Соня открыла дверь подъезда, повернулась лицом к провожатому и пригласила удивленного Бориса на чай. Он поднялся по белой мраморной лестнице в квартиру, зашел в комнату, молча взял Соню на руки и уложил на диван. Сонечка и не думала сопротивляться. Борис ей понравился, мужчин у нее не было лет сто, а скоротечность происходящего возбуждала.

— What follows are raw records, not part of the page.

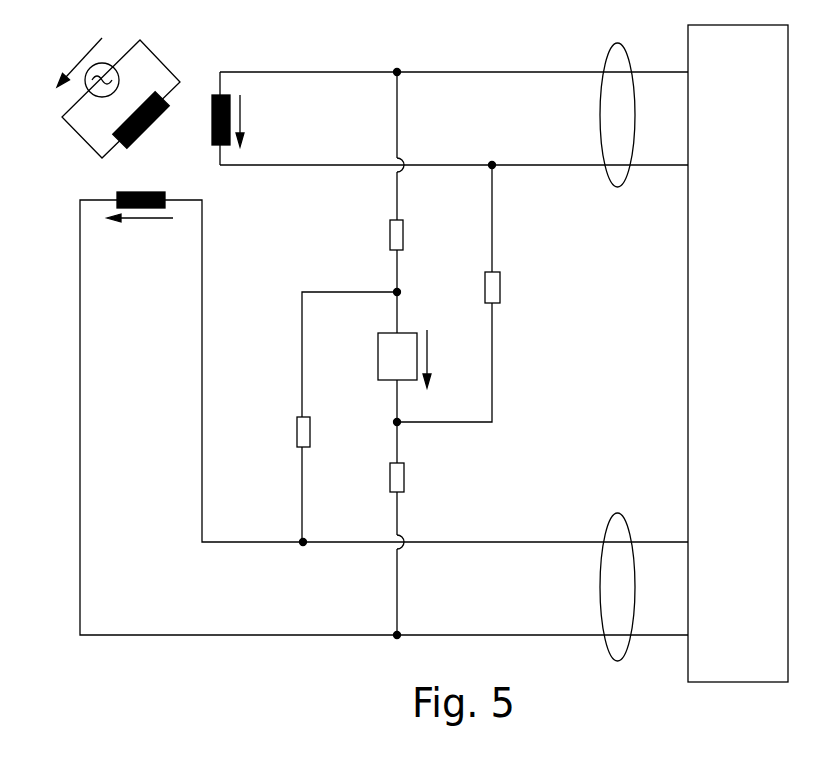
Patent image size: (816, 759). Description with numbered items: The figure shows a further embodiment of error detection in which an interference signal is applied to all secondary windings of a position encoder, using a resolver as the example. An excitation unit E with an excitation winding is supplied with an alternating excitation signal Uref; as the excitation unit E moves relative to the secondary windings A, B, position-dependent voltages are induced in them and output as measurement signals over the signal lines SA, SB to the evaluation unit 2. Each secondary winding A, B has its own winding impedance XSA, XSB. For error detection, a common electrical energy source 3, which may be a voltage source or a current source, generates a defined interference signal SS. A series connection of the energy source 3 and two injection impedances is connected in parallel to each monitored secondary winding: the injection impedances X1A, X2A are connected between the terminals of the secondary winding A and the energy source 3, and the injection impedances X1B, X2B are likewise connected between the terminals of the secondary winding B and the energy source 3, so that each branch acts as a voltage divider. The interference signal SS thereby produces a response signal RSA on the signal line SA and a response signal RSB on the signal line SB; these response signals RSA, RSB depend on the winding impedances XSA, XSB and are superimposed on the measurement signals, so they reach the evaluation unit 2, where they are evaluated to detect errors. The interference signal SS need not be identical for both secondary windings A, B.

The evaluation unit 2 is at (749, 361).
The electrical energy source 3 is at (408, 366).
The secondary winding A is at (217, 93).
The secondary winding B is at (117, 193).
The excitation unit E is at (141, 113).
The excitation signal Uref is at (68, 59).
The winding impedance XSA is at (195, 129).
The winding impedance XSB is at (146, 182).
The response signal RSA is at (264, 121).
The response signal RSB is at (140, 237).
The injection impedance X1A is at (421, 237).
The injection impedance X2A is at (519, 286).
The injection impedance X1B is at (278, 427).
The injection impedance X2B is at (426, 477).
The interference signal SS is at (442, 359).
The signal line SA is at (617, 188).
The signal line SB is at (618, 513).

На следующий день утром Борис позвонил и пригласил Сонечку в ресторан. Видимо с фантазией у него было туговато, так как местом встречи был выбран ресторан все того же ЦДРИ. Столики были накрыты белыми скатертями в старом советском стиле, сервированы крупными мельхиоровыми приборами и хрустальными солонками. На краю стола, у окна стояла зеленая вазочка с одинокой герберой, грустно опустившей свою нарядную головку. Посреди небольшого зала под огромной хрустальной люстрой стоял рояль старых аристократических кровей с блестящими педалями и включенными лампочками в подсвечниках. За инструмент сел ангажированный музыкант и заиграл музыку Джорджа Гершвина.

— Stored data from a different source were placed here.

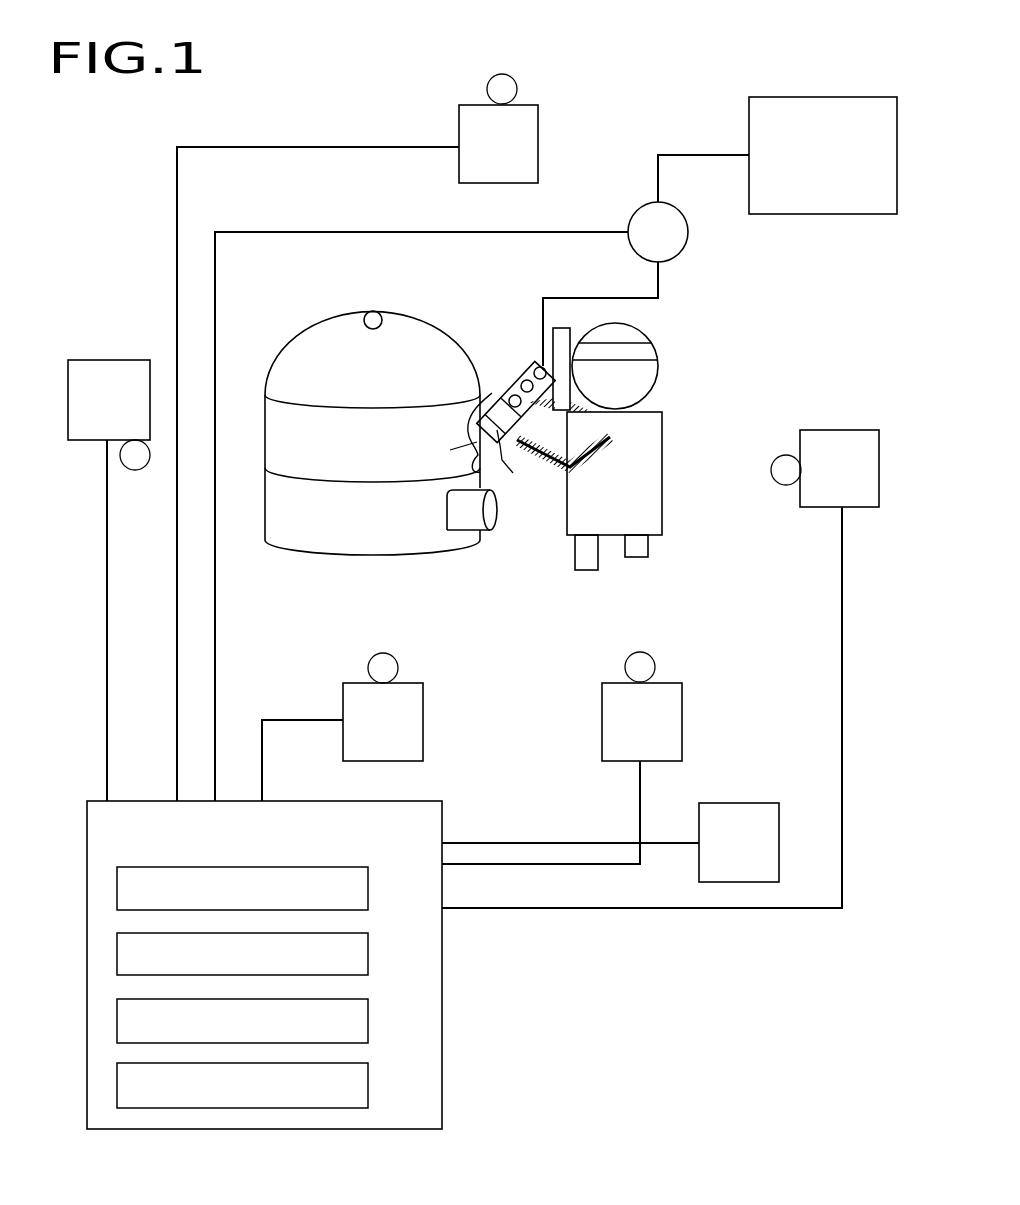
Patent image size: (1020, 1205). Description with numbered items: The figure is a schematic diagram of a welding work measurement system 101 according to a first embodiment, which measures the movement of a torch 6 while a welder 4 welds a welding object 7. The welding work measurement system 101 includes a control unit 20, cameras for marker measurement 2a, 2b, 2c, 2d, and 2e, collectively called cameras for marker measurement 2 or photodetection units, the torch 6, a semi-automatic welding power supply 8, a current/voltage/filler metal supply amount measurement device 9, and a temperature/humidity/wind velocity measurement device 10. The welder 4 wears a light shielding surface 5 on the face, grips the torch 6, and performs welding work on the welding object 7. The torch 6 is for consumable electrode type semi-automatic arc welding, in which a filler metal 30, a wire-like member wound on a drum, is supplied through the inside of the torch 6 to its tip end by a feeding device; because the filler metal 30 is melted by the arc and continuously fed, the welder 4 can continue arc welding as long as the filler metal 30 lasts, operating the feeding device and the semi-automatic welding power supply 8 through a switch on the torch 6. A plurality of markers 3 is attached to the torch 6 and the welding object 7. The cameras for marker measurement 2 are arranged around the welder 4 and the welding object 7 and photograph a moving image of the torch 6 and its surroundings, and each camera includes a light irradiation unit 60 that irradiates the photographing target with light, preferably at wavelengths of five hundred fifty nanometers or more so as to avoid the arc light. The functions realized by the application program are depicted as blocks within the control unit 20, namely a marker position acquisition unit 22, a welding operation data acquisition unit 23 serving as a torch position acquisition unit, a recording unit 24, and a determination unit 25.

The cameras for marker measurement 2 is at (481, 433).
The camera for marker measurement 2a is at (423, 718).
The camera for marker measurement 2b is at (682, 720).
The camera for marker measurement 2c is at (838, 430).
The camera for marker measurement 2d is at (105, 360).
The camera for marker measurement 2e is at (538, 147).
The markers 3 is at (364, 316).
The welder 4 is at (663, 438).
The light shielding surface 5 is at (657, 352).
The torch 6 is at (514, 462).
The welding object 7 is at (420, 348).
The semi-automatic welding power supply 8 is at (830, 97).
The current/voltage/filler metal supply amount measurement device 9 is at (688, 232).
The temperature/humidity/wind velocity measurement device 10 is at (745, 803).
The control unit 20 is at (290, 801).
The marker position acquisition unit 22 is at (368, 890).
The welding operation data acquisition unit 23 is at (368, 956).
The recording unit 24 is at (368, 1022).
The determination unit 25 is at (368, 1087).
The filler metal 30 is at (512, 388).
The light irradiation unit 60 is at (517, 89).
The welding work measurement system 101 is at (573, 942).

Разговор с Борисом не клеился. Сонечка испытывала какое-то смущение из-за быстрого развития событий прошлой ночью. Борис был любезен, гладил ее руку, подливал вино и… молчал. Пианист, закончив с рэгтаймом «Ночи Лаймхауса», обратился к публике и громко объявил, что в зале присутствует известный музыкант, концертмейстер Сонечка Китина. Девушке ничего не оставалось, как подойти к роялю. Она начала играть десятый вальс Шопена. Все притихли. Бокалы и вилки отодвинули в сторону. Гости наслаждались потрясающей музыкой. Прозвучали последние аккорды. Зал аплодировал стоя. Сонечка вернулась к столу. Борис был шокирован и польщен талантом своей спутницы.
Они стали встречаться. Борис приходил в комнату девушки по понедельникам, в одно и то же время. Сначала это раздражало Сонечку — появление мужчины в дверях четко по расписанию было похоже на прибытие курьерского поезда. Она морщила носик, шутливо отдавала ему честь и заявляла:
— Прибытие к любовнице прошло точно по расписанию.

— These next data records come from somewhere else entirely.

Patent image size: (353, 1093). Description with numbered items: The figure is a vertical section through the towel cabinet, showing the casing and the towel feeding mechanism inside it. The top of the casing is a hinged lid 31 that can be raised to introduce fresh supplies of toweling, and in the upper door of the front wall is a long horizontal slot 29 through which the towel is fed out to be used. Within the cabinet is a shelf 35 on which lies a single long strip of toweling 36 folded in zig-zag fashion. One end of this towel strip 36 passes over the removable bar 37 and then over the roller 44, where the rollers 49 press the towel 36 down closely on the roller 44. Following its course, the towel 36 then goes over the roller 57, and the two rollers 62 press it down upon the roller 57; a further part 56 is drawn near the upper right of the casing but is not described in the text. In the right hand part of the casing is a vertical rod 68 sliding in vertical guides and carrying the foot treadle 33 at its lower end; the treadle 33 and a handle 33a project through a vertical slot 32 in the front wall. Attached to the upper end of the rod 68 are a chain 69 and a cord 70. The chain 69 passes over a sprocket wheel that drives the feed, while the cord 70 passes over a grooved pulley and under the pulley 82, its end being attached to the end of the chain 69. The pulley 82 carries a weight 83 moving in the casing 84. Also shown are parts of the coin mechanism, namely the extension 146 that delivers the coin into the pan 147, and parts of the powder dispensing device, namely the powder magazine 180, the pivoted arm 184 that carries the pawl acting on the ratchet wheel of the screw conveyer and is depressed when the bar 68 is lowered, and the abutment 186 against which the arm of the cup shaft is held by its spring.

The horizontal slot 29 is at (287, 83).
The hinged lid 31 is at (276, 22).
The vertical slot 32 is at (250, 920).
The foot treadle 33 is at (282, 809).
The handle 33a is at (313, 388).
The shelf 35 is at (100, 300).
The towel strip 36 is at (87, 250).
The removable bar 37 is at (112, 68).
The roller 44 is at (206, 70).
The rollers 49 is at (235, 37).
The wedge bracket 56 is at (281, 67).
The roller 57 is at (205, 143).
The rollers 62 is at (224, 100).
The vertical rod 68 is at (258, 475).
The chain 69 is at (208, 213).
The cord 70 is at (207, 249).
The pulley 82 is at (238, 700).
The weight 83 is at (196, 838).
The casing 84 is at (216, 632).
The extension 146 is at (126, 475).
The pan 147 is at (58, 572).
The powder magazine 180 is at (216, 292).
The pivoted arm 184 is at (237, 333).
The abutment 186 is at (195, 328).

Со временем они привыкли друг к другу, притерлись. Сонечка уже ждала своего полковника и в условленное время с надеждой поглядывала на дверь.
У Бориса детей не было, а в его отношения с женой Китина не лезла, ультиматумов не ставила и никогда о законной половине не спрашивала. Через восемь месяцев Сонечка забеременела, и счастливее ее не было человека на белом свете.
На четвертом месяце она сообщила о радостной новости Борису. Тот никак не отреагировал. Совсем никак! Приласкал, попил, поел и ушел. Сонечка страдала. Но даже эти страдания оказались достаточно поверхностными, и она забыла о них очень быстро, поскольку все ее помыслы были связаны только с будущим малышом.
Сонечка решила роман прекратить. Ей позарез, до боли в висках, до головокружения хотелось ребенка. Ребенка и все. О муже она не думала. Материально девушка стала жить вполне сносно. Выл куплен второй «миксер» и автобетононасос. Штат фирмы увеличился на двух человек — появились новый водитель и приходящий бухгалтер. Работать с Китиной было легко и приятно. Сонечка была удивительно трудоспособна, улыбчива и мобильна. Своими скромными манерами, исходящей от нее энергией и непринужденным разговором девушка производила на партнеров наилучшее впечатление. Ее появление предвосхищал аромат тонких французских духов, она была всегда в отличном настроении и трезва (в отличие от партнеров — мужчин). И самое главное — Соня неукоснительно выполняла все свои обязательства по поставкам бетона. Девушка с одержимым упорством и рвением осваивала логистику и премудрости бетонных смесей, как когда-то заставляла себя заучивала наизусть фортепьянные концерты и играть гаммы.
Китина купила двушку на Ленинградском проспекте и маленький «опель» для поездок по городу.
* * *
В начале февраля Сонечка родила девочку, Сашеньку.
На работе ее стал замещать мастер, а родители временно перебрались к дочери и внучке. Борис пропал. Ни слуху ни духу о нем не было.
В бизнесе начались проблемы — бандитские пугалки и страшилки. Избили дядю Васю. Соня примчалась в травмпункт. Мастер сидел с перевязанной, загипсованной рукой и заклеенной бровью. Она не плакала, но ее лицо покраснело и дрожало.
В офис заезжала бригада каких-то отморозков.